Похвальное слово Кулакова о Дике отдалось во мне сладкой музыкой. Теперь я был полностью уверен в том, что Дик не останется изнеженной одомашненной собакой, а займет подобающее место в упряжке. Может быть, место вожака, хотя, зная Пирата и Боксика, я не представлял, каким образом можно потеснить этих собак. Но раз Кулаков заикнулся об этом, значит, способы есть.
Рассудив так, я приготовился ждать и не вмешиваться в естественный ход событий, не подозревая, что эти события уже подошли к своей критической точке.
Я только что вернулся из дальней поездки, когда ко мне пришел Кулаков.
— Пойдем-ка, картинку покажу.
Говоря по совести, идти никуда не хотелось, хотелось побыстрее переодеться в сухое и вскипятить чай, но тон Кулакова меня заинтриговал. Что еще за картинку он собирается показать?
Мы пришли к каюрне, и я увидел возле дверей какую-то странную собаку. Вид у нее был такой, словно ее всю измочалили и выбросили.
— Во, полюбуйся! — сказал Кулаков.
Я наклонился к собаке и только тогда узнал ее. Это был Маленький. Весь извалянный и искусанный, он производил жалкое впечатление.
— Это кто ж его так?
— Кто, выкормыш твой.
— Дик?!
— А ты думал, я, что ли?
Из-за склочного характера и постоянного стремления к разного рода провокациям я не питал к Маленькому особой симпатии, но его нынешнее бедственное положение могло разжалобить хоть кого.
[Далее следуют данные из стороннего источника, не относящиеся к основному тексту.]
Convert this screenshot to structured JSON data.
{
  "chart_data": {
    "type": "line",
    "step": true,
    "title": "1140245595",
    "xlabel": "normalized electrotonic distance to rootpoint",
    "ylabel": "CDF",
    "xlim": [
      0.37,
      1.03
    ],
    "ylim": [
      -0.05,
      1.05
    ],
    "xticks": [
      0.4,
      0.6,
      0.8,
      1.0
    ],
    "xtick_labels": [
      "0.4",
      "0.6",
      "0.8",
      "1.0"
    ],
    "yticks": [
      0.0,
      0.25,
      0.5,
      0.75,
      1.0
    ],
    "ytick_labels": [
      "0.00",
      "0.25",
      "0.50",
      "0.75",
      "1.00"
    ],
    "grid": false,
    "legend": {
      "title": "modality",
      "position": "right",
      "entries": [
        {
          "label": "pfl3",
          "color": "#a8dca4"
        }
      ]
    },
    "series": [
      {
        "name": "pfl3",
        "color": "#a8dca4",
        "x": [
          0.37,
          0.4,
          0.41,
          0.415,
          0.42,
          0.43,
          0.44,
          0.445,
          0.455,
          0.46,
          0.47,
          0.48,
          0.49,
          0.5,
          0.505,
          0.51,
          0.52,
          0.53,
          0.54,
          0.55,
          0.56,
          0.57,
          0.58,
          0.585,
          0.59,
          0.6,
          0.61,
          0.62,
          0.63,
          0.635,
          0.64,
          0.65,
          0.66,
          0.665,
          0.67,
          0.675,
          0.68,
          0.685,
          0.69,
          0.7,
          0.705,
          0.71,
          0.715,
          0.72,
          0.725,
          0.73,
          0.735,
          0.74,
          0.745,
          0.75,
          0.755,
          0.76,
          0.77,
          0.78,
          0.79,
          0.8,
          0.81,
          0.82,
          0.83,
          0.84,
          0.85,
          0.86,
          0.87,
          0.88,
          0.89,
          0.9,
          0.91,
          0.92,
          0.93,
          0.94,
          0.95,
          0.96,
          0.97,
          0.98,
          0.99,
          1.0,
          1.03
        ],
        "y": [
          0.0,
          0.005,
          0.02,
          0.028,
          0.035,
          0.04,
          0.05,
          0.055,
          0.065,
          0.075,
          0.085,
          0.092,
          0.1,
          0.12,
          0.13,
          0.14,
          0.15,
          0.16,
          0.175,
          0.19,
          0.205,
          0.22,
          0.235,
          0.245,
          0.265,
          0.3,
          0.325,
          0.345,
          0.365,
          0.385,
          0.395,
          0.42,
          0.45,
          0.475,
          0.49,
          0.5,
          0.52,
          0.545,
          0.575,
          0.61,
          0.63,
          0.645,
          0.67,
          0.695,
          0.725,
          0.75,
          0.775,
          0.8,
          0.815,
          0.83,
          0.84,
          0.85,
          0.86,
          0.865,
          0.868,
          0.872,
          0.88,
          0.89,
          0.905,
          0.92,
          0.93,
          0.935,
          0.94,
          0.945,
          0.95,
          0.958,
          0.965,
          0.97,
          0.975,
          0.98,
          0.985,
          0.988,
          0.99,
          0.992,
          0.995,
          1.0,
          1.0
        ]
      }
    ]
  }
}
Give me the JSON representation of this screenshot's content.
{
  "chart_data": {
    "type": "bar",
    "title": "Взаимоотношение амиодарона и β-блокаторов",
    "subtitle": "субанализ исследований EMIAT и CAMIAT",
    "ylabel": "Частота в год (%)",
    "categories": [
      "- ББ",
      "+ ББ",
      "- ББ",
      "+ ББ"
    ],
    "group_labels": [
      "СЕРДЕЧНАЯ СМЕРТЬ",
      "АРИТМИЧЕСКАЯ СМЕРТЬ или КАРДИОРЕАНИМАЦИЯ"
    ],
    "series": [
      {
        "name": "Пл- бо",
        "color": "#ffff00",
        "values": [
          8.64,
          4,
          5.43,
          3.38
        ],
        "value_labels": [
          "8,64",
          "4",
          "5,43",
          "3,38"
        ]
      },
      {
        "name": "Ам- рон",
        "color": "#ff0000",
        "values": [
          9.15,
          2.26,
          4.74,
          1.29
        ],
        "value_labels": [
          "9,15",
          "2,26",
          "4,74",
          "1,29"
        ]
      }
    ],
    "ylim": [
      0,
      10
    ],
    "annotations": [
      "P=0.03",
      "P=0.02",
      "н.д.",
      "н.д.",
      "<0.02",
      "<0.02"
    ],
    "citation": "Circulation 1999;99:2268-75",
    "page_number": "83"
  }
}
— Чего ж ты его на улицу выставил, — укорил я Кулакова. — Ему ж отлежаться надо.
— Потому и выставил, что домой сейчас отведу. Недельку у меня поживет, пока не очухается.
— Да-а… Как же ты пролопоушил?
— А вот так! Все как в Греции получилось: только начал на поводки сажать, тут и вспомнил, что крупа кончилась, утром кашу не из чего варить. Ну и пошел на склад. Полмешка взял, и назад. Подхожу, слышу — грызутся. Я в дверь. Так и есть. Маленький визжит, как поросенок, а Дик его метелит.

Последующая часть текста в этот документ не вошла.